Se ha dormido. En cuestión de segundos, casi sin tocar la almohada, se ha quedado frito.
Contemplo su rostro, relajado al fin; las arrugas de tensión han dejado su huella, un recordatorio en la piel descamada, el cabello demasiado largo, nuevas canas que proliferan aquí y allá. He descubierto que su vejez me produce ternura, especialmente cuando su alma de niño asoma a los ojos brillantes, a la sonrisa pícara de labios llenos.

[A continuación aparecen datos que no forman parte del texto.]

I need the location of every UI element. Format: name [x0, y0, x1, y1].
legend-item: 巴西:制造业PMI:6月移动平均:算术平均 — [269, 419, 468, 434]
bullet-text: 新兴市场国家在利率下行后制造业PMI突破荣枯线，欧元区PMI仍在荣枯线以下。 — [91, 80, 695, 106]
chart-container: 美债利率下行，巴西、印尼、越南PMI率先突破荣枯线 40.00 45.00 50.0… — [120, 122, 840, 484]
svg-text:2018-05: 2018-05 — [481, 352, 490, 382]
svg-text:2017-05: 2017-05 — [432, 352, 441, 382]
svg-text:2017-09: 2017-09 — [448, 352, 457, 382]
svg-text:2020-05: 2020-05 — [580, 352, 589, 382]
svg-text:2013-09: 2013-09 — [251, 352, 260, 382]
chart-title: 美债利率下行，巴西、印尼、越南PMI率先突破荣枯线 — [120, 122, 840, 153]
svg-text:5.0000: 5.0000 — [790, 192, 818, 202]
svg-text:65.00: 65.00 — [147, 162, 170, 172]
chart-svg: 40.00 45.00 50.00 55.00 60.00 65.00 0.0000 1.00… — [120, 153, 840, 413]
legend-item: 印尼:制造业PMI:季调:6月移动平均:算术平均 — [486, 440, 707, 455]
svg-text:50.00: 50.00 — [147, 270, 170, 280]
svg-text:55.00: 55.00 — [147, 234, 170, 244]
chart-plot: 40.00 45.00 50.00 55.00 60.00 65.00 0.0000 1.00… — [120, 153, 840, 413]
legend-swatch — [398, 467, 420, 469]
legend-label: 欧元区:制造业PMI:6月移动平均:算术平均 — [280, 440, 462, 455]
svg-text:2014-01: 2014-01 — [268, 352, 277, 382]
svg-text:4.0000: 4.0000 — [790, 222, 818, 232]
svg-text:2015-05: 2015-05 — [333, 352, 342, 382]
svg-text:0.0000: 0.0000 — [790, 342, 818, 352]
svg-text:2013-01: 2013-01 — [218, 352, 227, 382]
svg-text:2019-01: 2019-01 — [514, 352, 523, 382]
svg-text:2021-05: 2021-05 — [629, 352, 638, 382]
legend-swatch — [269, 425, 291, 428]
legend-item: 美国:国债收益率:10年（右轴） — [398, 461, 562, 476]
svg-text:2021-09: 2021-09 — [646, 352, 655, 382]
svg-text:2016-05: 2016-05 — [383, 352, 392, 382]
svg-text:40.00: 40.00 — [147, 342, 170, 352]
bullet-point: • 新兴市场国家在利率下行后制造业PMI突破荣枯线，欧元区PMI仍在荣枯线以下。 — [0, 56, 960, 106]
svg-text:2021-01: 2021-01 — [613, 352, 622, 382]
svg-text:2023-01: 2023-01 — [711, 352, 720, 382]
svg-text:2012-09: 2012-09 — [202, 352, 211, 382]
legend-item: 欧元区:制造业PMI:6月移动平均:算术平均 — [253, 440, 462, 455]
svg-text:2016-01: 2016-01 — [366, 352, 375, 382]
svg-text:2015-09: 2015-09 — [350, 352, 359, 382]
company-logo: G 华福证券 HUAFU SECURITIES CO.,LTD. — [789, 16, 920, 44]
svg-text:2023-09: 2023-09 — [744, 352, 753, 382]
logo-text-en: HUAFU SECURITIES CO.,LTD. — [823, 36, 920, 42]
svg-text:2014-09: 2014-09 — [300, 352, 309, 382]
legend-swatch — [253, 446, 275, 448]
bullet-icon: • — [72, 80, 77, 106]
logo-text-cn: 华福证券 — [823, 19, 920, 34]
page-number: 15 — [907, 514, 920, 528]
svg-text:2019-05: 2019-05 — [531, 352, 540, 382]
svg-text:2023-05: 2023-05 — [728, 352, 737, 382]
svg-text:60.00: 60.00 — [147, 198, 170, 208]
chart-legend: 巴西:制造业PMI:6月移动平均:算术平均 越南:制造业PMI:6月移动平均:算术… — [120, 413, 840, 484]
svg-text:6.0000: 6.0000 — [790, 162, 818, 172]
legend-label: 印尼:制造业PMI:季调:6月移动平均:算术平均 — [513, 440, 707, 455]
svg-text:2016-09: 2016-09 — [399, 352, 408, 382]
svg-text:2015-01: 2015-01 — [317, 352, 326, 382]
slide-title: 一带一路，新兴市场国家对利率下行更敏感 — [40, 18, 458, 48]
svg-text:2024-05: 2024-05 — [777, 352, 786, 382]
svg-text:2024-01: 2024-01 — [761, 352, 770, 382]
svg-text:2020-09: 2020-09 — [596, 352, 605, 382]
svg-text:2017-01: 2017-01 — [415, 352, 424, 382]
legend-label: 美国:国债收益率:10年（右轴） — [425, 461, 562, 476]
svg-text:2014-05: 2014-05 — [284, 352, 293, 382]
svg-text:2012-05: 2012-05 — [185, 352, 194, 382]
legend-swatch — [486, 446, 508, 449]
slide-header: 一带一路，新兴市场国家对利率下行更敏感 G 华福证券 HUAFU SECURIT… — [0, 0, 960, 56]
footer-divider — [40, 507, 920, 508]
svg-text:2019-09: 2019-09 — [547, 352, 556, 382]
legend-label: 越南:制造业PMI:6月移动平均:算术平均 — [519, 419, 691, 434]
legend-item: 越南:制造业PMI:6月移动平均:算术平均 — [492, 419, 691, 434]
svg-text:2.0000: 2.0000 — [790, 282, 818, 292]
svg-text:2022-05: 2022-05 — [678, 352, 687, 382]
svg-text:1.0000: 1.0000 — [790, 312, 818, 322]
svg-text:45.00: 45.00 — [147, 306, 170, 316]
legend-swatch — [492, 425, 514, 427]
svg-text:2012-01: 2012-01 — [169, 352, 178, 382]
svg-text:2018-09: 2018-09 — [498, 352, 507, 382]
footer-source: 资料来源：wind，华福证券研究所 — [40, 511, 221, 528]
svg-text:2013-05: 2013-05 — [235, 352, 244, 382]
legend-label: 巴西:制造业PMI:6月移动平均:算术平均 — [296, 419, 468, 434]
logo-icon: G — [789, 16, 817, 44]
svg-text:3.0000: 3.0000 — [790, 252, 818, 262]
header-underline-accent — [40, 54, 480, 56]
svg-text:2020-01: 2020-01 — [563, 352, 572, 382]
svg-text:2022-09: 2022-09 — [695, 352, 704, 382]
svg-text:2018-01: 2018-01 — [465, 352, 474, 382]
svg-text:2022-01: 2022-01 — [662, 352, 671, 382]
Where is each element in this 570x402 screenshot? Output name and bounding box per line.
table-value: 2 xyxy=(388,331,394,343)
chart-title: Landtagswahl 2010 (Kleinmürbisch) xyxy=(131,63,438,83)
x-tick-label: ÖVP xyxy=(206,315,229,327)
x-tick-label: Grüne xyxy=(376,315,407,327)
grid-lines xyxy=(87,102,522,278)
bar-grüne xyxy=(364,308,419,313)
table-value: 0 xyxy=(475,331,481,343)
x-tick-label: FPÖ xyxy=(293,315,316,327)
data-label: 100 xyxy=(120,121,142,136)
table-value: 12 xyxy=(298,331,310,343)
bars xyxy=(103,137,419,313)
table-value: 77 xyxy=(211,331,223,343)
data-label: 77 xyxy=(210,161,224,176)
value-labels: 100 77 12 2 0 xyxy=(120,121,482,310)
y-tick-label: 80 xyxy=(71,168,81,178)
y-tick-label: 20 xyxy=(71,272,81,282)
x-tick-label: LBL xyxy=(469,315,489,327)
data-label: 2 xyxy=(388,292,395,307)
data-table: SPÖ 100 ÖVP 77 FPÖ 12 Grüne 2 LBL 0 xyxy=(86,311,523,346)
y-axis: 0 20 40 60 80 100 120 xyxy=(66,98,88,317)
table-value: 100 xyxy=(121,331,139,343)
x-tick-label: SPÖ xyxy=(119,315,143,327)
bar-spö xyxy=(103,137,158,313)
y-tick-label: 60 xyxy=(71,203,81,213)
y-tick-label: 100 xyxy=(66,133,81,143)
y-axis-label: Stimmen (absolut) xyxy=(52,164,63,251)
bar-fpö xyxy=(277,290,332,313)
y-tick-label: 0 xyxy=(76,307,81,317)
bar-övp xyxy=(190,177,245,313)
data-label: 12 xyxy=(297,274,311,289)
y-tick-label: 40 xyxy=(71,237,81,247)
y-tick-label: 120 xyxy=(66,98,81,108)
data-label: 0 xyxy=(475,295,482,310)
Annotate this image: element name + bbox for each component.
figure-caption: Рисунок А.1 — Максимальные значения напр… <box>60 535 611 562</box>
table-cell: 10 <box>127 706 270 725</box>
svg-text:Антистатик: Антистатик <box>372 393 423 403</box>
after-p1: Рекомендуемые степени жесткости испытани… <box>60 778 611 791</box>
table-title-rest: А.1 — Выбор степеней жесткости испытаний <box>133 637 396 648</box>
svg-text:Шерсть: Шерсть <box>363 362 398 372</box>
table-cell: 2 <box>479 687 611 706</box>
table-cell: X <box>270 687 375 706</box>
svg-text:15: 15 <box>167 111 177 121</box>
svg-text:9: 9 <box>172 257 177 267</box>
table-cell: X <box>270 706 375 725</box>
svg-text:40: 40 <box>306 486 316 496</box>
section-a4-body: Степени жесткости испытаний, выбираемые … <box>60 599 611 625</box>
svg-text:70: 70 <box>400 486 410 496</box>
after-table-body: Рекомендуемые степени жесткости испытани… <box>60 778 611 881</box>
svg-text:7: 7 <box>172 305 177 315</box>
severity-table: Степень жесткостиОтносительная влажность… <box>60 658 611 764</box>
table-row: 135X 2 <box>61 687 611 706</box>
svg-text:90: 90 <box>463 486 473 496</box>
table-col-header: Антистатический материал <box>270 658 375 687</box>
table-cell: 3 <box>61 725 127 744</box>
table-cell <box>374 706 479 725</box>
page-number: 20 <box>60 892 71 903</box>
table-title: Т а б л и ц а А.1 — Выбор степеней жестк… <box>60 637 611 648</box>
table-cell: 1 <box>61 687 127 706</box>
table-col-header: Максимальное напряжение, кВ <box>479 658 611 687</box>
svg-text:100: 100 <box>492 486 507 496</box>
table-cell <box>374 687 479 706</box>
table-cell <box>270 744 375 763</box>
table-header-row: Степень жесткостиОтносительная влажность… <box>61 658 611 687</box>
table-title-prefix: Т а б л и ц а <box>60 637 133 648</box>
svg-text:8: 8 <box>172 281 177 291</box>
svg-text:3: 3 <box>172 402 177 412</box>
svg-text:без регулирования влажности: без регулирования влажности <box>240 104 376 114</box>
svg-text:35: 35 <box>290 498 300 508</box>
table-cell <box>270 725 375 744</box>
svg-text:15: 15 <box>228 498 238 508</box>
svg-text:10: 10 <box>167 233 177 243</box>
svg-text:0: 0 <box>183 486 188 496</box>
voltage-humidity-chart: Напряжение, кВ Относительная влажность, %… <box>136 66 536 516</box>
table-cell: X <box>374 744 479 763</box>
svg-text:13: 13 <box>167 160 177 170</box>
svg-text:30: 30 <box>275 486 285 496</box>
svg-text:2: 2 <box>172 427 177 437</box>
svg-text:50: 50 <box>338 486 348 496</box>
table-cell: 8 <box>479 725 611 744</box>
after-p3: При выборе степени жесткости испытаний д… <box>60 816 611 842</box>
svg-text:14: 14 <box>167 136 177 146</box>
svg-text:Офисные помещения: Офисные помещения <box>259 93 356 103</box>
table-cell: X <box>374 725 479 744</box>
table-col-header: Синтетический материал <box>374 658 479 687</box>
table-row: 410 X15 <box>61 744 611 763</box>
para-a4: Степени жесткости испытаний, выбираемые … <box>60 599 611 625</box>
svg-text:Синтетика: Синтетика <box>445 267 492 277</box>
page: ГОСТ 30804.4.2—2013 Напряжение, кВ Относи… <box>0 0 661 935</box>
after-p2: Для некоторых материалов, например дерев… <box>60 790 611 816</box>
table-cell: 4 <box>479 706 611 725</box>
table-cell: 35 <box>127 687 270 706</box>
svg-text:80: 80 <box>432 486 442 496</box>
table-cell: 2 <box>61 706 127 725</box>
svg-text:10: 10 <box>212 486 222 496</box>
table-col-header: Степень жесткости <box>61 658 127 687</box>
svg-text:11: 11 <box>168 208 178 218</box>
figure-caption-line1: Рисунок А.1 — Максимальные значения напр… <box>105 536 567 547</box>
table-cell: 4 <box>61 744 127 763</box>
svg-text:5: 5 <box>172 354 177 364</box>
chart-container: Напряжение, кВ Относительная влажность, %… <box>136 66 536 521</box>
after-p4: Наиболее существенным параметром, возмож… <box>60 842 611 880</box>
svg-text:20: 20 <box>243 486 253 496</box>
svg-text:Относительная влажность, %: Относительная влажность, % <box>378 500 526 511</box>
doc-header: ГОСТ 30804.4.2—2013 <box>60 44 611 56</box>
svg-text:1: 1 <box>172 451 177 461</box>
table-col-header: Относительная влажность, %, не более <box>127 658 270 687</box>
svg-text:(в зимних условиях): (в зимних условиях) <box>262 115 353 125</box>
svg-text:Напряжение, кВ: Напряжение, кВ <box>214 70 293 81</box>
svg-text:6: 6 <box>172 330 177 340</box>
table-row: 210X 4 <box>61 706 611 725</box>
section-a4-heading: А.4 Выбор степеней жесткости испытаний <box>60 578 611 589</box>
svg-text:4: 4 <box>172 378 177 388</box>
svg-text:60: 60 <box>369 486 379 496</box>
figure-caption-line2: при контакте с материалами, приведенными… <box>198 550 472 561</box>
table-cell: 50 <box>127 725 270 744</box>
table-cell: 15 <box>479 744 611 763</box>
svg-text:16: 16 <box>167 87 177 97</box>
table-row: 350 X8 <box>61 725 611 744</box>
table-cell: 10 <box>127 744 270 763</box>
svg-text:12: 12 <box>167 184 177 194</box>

Una imagen de su rostro feliz de pequeño relampaguea en mi cabeza y una carcajada amenaza con trepar por mi garganta, decido entonces que quiero alguna de esas fotos para no olvidarme de la persona de la que me enamoré y que ahora sonríe tan poco.
Con un suspiro, me quito el sujetador por debajo del jersey. Llevaba interior bonita porque..., bueno, necesitaba sentirme deseada. En el fondo aún quiero que me mire con admiración, pero no ha podido ser.
Cuando me meto en la cama, a su lado, murmura algo. Su cuerpo dormido me busca, me mueve a su antojo con fuerza y decisión, me coloca donde él quiere; siempre me gustó cómo me toca y noto inmediatamente que me humedezco. La piel de gallina con el tacto de su mano áspera y cálida sobre mi cintura, bajo el jersey. En el fondo sigue haciéndome sentir en casa.